Our precedent forecloses this argument. "Relevant uncharged conduct must be proven by a preponderance of the evidence." United States v. Garcia, 411 F.3d 1173, 1177 (10th Cir. 2005). "[I]n sentencing criminal defendants for federal crimes, district courts are still required to consider Guideline ranges, which are determined through application of the preponderance standard, just as they were before. The only difference is that the court has latitude, subject to reasonableness review, to depart from the resulting Guideline ranges. United States v. Magallanez, 408 F.3d 672, 685 (10th Cir. 2005) (internal citation omitted). The district court was authorized to consider the testimony of the minor subject and her mother in considering whether the § 2G2.1 cross-reference should apply.

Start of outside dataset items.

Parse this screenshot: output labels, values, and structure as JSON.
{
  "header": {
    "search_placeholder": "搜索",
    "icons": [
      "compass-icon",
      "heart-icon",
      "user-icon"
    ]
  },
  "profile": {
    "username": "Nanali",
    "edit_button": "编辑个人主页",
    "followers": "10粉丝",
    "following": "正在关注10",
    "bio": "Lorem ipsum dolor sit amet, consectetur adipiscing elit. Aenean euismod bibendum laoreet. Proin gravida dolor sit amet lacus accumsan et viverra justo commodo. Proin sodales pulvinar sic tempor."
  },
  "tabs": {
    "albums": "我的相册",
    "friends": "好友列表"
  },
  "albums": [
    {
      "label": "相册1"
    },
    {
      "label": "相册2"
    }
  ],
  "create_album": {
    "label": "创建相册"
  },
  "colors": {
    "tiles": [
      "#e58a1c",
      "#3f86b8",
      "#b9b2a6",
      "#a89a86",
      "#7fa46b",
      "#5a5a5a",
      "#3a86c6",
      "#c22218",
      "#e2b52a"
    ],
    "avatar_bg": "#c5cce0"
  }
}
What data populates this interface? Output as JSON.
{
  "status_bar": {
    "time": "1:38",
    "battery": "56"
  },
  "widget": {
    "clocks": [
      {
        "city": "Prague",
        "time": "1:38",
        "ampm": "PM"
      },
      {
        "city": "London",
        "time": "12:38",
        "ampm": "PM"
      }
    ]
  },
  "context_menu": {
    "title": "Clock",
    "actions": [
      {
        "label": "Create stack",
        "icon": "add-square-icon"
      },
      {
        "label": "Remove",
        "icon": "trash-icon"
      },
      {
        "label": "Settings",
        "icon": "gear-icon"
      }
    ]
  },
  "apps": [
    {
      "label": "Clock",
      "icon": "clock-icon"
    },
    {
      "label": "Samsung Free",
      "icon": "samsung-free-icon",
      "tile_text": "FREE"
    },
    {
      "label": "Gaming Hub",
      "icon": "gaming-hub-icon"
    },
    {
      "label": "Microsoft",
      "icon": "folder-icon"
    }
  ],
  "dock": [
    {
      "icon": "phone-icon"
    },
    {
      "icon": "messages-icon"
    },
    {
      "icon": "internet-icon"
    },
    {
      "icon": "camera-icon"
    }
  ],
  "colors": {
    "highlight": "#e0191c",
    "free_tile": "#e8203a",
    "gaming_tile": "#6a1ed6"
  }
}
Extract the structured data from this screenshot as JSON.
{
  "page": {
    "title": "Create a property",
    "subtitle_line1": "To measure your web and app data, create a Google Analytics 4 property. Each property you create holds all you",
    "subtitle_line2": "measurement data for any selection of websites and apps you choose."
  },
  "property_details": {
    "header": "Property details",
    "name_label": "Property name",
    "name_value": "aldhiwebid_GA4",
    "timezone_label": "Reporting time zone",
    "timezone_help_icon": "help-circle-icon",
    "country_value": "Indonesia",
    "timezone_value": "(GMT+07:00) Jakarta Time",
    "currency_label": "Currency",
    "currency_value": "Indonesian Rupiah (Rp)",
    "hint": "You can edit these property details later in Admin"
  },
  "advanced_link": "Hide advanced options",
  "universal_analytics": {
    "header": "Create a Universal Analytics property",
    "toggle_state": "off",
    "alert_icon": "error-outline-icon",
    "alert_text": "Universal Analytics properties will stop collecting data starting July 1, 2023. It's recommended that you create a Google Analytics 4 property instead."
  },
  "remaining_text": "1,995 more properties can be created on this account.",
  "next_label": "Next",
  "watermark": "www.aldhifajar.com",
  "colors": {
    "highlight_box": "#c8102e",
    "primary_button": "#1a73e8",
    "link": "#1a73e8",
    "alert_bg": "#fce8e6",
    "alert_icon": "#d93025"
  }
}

Accordingly, we AFFIRM Mr. Hoff's sentence.

Entered for the Court,

Robert H. Henry

Circuit Judge

Click footnote number to return to corresponding location in the text.

*. This order and judgment is not binding precedent except under the doctrines of law of the case, res judicata and collateral estoppel. It may be cited, however, for its persuasive value consistent with Fed. R. App. P. 32.1 and 10th Cir. R. 32.1.

1. We note that U.S.S.G. § 2G2.4 was deleted by consolidation with U.S.S.G. § 2.2, effective Nov. 1, 2004. See U.S.S.G. App. C, Amendment 664. However, the presentence report applied the Nov. 1, 2003 edition of the guidelines because "use of the Guidelines Manual which was in effect on the date of sentencing would violate the ex post facto clause of the United States Constitution." PSR ¶ 8, at 6. The parties do not dispute this conclusion, and, as a result, we refer to the now-deleted U.S.S.G. § 2G2.4 in our discussion.

2. The district court found that the presentence report improperly calculated Mr. Hoff's criminal history score and reduced the score to fifteen points but this did not change his criminal history category.

3. Section 3583(k) now authorizes a term of supervised release that is "not less than 5 [years] or life." 18 U.S.C. § 3583(k) (2006).